PDF(Pubmed)
Abstract:
A Mycobacterium ulcerans human challenge model has the potential to fundamentally advance our understanding of early human immune responses to infection, while rapidly evaluating vaccines and other therapeutic interventions. Here, using a murine tail infection model, we tested a very well-characterized working cell bank of the proposed challenge isolate M. ulcerans JKD8049 in naïve and Mycobacterium bovis bacille Calmette-Guérin (BCG)-vaccinated BALB/c mice. All 10 naïve mice were successfully infected with 20 colony-forming units (CFU) of M. ulcerans [95% confidence interval (CI) 17-22 CFU] with a mean time to visible lesion of 86 days (95% CI 79-92 days). In the 10 vaccinated mice, there was a significant delay in the mean time to lesion compared to the naïve controls of 24 days (P = 0.0003), but all mice eventually developed ulcerative lesions. This study informs a future human infection model by demonstrating the successful application of the challenge agent in this in vivo model and highlights both the promise and the problems with trying to induce protective immunity against M. ulcerans.
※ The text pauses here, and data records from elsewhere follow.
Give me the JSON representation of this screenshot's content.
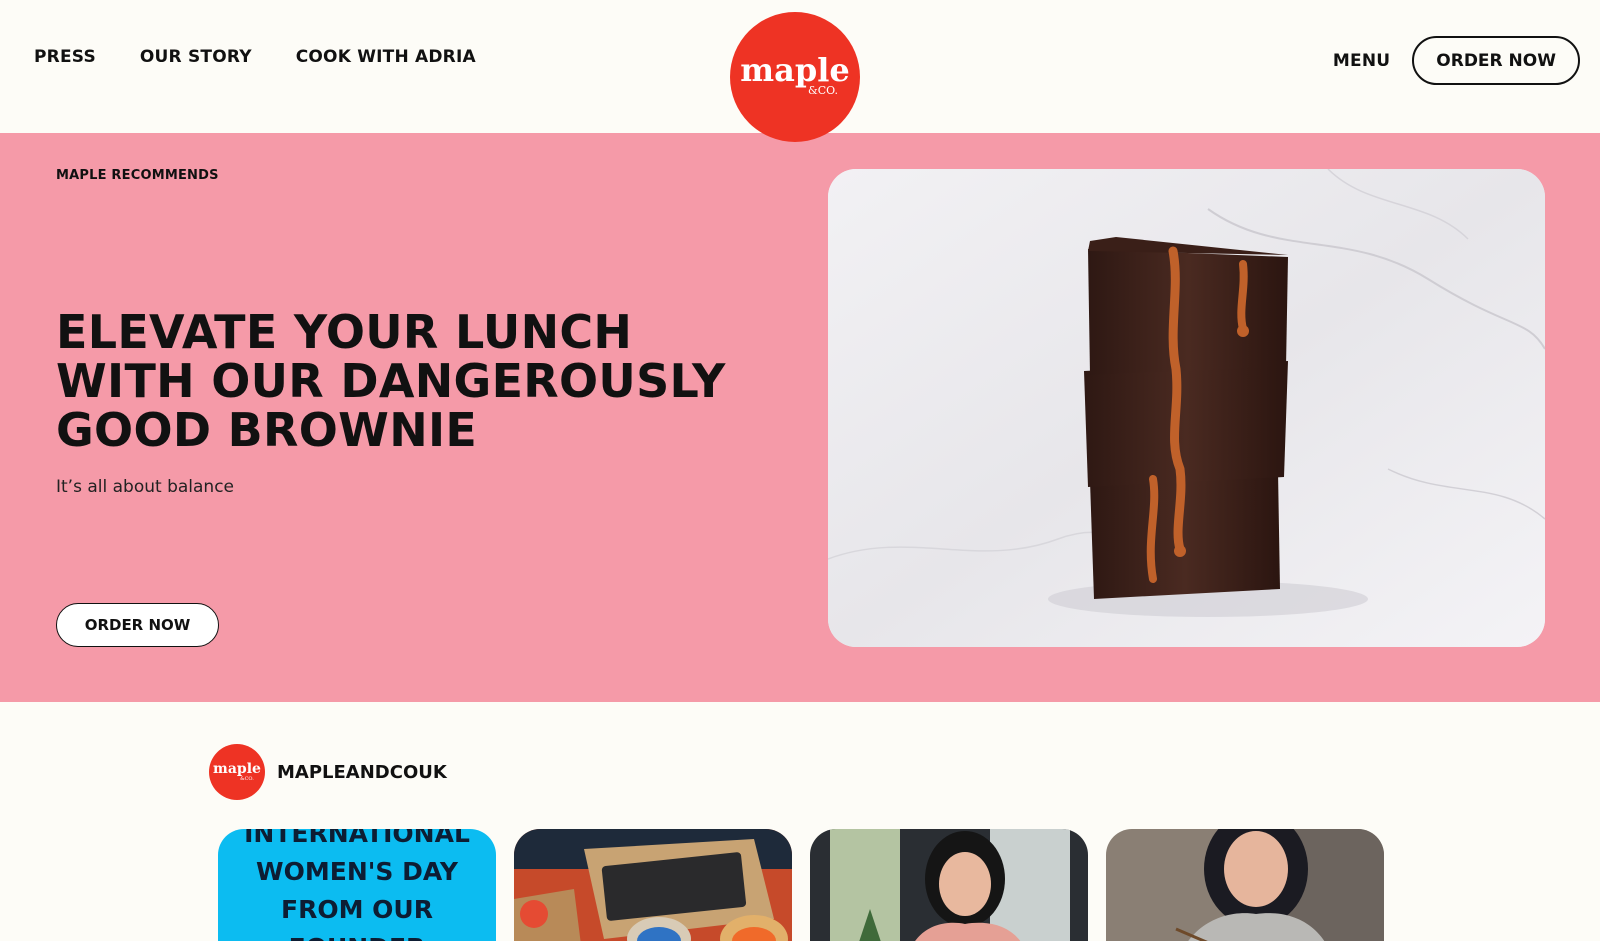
{
  "header": {
    "nav_left": [
      "PRESS",
      "OUR STORY",
      "COOK WITH ADRIA"
    ],
    "logo": {
      "word": "maple",
      "sub": "&CO."
    },
    "menu_label": "MENU",
    "order_label": "ORDER NOW"
  },
  "hero": {
    "eyebrow": "MAPLE RECOMMENDS",
    "title": "ELEVATE YOUR LUNCH WITH OUR DANGEROUSLY GOOD BROWNIE",
    "subtitle": "It’s all about balance",
    "cta": "ORDER NOW",
    "image_icon": "brownie-stack-photo"
  },
  "instagram": {
    "handle": "MAPLEANDCOUK",
    "avatar": {
      "word": "maple",
      "sub": "&CO."
    },
    "tiles": [
      {
        "text": "INTERNATIONAL WOMEN'S DAY FROM OUR FOUNDER",
        "lines": [
          "INTERNATIONAL",
          "WOMEN'S DAY",
          "FROM OUR",
          "FOUNDER"
        ]
      },
      {
        "icon": "laptop-delivery-photo"
      },
      {
        "icon": "woman-cooking-photo"
      },
      {
        "icon": "woman-eating-photo"
      }
    ]
  },
  "colors": {
    "background": "#fdfcf7",
    "brand_red": "#ee3324",
    "hero_pink": "#f59aa8",
    "text": "#111111",
    "tile_blue": "#0cbcf1"
  }
}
OBJECTIVE: In preparation for its proposed use in a controlled human infection model (CHIM), this study reports the successful infection of BALB/c mice using a carefully characterized, low-dose inoculum of Mycobacterium ulcerans JKD8049 (our proposed CHIM strain). We also demonstrate that Mycobacterium bovis bacille Calmette-Guérin delays the onset of disease but cannot alter the course of illness once a lesion becomes apparent. We also validate the findings of previous low-dose challenges that used less accurate methods to determine the inoculum, but our presented methodology is practical, accurate, and anticipated to be reproducible.
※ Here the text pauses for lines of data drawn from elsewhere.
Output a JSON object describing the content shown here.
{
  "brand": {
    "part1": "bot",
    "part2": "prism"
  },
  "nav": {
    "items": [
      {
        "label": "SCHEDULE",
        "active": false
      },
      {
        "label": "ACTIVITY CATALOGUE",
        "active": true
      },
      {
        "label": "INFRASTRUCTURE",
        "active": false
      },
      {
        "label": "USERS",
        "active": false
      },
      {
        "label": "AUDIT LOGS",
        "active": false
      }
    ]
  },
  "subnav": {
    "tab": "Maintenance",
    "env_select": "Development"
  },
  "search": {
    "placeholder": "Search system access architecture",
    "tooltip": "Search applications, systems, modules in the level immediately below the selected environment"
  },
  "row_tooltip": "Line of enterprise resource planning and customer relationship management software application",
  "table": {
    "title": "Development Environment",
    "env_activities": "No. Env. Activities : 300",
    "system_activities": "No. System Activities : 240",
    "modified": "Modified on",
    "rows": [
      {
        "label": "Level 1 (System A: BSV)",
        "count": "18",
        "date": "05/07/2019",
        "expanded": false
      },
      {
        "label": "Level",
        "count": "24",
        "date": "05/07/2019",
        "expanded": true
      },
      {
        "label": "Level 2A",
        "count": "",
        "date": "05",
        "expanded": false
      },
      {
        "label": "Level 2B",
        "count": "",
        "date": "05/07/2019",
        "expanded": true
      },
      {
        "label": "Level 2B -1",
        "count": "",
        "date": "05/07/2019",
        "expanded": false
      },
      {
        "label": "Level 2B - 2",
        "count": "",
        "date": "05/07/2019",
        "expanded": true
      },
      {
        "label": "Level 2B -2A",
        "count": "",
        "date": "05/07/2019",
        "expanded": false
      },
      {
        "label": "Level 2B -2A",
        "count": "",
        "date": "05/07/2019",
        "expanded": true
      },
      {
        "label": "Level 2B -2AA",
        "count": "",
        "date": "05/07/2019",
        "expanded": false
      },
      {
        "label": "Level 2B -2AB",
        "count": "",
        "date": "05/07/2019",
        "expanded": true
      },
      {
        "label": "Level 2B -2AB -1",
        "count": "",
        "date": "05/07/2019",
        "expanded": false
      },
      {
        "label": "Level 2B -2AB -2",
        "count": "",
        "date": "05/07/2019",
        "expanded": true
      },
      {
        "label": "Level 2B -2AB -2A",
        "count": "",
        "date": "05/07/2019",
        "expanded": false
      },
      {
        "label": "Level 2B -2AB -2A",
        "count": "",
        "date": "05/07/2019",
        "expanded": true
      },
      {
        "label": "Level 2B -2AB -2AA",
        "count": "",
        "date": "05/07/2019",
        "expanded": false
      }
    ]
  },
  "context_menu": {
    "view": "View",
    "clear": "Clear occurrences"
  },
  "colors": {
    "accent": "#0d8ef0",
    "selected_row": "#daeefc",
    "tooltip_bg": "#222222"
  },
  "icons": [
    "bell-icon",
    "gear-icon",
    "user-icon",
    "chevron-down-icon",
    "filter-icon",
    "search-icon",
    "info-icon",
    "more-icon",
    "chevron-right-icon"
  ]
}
OBJECTIVE: In preparation for its proposed use in a controlled human infection model (CHIM), this study reports the successful infection of BALB/c mice using a carefully characterized, low-dose inoculum of Mycobacterium ulcerans JKD8049 (our proposed CHIM strain). We also demonstrate that Mycobacterium bovis bacille Calmette-Guérin delays the onset of disease but cannot alter the course of illness once a lesion becomes apparent. We also validate the findings of previous low-dose challenges that used less accurate methods to determine the inoculum, but our presented methodology is practical, accurate, and anticipated to be reproducible.
摘要:
溃疡分枝杆菌人类挑战模型有可能从根本上推进我们对早期人类感染免疫反应的理解,同时快速评估疫苗和其他治疗干预措施。这里,使用鼠尾感染模型,我们在未接种和牛分枝杆菌Calmette-Guérin(BCG)接种的BALB/c小鼠中测试了拟议的攻击分离株溃疡分枝杆菌JKD8049的特征非常明确的工作细胞库。所有10只幼稚小鼠均成功感染20个菌落形成单位(CFU)的溃疡分枝杆菌[95%置信区间(CI)17-22CFU],平均至可见病变的时间为86天(95%CI79-92天)。在10只接种疫苗的小鼠中,与24天的初始对照组相比,平均病变时间显着延迟(P=0.0003),但所有小鼠最终都出现了溃疡性病变.该研究通过证明攻击剂在该体内模型中的成功应用为未来的人类感染模型提供了信息,并强调了尝试诱导针对溃疡分枝杆菌的保护性免疫的前景和问题。
目的:在准备其在受控人类感染模型(CHIM)中的拟议用途时,这项研究报告了BALB/c小鼠的成功感染,溃疡分枝杆菌JKD8049(我们提出的CHIM菌株)的低剂量接种物。我们还证明,牛分枝杆菌Calmette-Guérin会延迟疾病的发作,但一旦病变变得明显,就无法改变病程。我们还验证了以前使用不太准确的方法来确定接种物的低剂量挑战的结果,但是我们提出的方法是实用的,准确,并有望重现。
目的:在准备其在受控人类感染模型(CHIM)中的拟议用途时,这项研究报告了BALB/c小鼠的成功感染,溃疡分枝杆菌JKD8049(我们提出的CHIM菌株)的低剂量接种物。我们还证明,牛分枝杆菌Calmette-Guérin会延迟疾病的发作,但一旦病变变得明显,就无法改变病程。我们还验证了以前使用不太准确的方法来确定接种物的低剂量挑战的结果,但是我们提出的方法是实用的,准确,并有望重现。